Who should be allowed to fix your smartphone?

broken iphone
broken iphone
Posted at 10:25 PM, Dec 19, 2017
and last updated 2017-12-19 23:11:05-05

TALLAHASSEE, Fla. (WTXL) - It could soon be more difficult and more expensive to get your smartphone repaired.

A local business owner is concerned big phone companies like Apple are making changes meant to hurt independent repair shops. That means if you want to get your phone fixed quick, you could be out of luck.

"It's their lifeline to the internet, their contacts. That's how you get directions. Your phone is everything to you these days," said Collin Fitzsimmons, Tallahassee's Regional Manager for Computer Repair Doctor. The company started in the Capital City and has since branched out to eight locations in five states.

Fitzsimmons says repairing smartphones is big business, even for local shops. He says last year, half of the total business at Computer Repair Doctor's Tallahassee location was fixing cracked iPhone screens.

Now, those repairs are becoming less common. Part of the reason is the way Apple is changing their phones.

"With the iPhone 7 release, they made it so that repair shops like us can't actually repair the home button anymore," said Fitzsimmons. "It takes a machine called the Horizon machine."

Those machines are only available at Apple stores. However, not everyone lives near an Apple store and according to CNN, not every store has a Horizon machine. You're then left to mail your phone in to get it fixed, which could take days or even a week plus. That's why fixing it locally is more convenient.

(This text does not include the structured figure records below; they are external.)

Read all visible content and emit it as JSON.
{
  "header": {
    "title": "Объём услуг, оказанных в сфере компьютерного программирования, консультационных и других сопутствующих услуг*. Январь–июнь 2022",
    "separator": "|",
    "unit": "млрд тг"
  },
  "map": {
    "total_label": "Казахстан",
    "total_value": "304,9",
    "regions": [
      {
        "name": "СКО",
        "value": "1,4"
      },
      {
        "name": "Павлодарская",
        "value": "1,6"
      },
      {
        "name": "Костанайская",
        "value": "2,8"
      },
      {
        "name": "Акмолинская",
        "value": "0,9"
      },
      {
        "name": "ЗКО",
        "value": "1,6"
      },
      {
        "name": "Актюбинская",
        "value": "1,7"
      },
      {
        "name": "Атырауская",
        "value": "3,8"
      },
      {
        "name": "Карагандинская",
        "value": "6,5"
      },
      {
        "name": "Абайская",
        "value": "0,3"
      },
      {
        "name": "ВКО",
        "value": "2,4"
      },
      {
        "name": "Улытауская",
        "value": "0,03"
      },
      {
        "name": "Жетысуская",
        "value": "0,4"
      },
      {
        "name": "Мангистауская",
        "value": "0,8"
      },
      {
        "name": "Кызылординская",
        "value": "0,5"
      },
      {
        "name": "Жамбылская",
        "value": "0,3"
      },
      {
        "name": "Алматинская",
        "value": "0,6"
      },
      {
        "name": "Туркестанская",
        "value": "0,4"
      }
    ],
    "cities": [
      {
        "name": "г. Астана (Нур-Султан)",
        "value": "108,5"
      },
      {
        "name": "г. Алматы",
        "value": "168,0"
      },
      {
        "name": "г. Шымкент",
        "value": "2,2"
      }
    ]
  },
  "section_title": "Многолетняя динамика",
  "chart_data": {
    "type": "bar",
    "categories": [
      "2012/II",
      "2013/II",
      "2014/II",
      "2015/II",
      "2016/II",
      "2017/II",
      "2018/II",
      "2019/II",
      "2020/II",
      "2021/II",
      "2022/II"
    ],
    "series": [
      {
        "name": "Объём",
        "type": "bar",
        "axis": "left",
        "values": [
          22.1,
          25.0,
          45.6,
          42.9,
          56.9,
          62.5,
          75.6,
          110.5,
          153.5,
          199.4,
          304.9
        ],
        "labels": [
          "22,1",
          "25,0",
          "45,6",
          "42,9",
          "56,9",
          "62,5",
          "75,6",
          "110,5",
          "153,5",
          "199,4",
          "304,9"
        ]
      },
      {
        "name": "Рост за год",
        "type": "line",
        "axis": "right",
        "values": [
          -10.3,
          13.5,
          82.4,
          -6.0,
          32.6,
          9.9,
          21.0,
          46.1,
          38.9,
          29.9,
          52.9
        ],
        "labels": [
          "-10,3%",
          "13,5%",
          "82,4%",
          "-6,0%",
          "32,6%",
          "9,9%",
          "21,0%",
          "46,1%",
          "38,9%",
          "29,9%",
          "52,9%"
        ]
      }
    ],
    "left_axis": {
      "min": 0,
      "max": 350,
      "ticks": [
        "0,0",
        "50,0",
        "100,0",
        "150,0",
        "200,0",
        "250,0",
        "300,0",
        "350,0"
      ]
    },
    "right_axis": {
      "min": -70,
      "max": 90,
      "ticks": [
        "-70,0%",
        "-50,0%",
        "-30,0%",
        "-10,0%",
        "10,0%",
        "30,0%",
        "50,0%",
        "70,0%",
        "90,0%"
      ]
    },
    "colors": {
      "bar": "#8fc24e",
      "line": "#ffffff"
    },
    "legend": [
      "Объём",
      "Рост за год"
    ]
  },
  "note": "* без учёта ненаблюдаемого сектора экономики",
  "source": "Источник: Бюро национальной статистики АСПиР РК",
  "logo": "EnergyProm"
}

"It only took half a day," said Kevin Patrick, a Computer Repair Doctor customer from Tallahassee. "We brought it in this afternoon and it was done by this evening. It's a nice neighborhood business to come to and get it taken care of. We like the intimacy and the way we're treated here."

Despite the convenience, phone companies like Apple and Samsung warn customers that having an unauthorized shop fix your phone could cause even more damage or pose a security risk. 

Fitzsimmons thinks it's all about the money.

"I think it's definitely Apple trying to capture more of that market, trying to make more profit," he said. "They don't want to compete with us, they wan't to crush us."

According to The Repair Association, 12 states have introduced Fair Repair legislation. The laws would require electronic equipment manufacturers to sell repair parts and release service information, allowing you to fix your phone yourself or bring it to a local shop.

Florida and Georgia do not have legislation like this pending, but local repair shop owners say they would support it.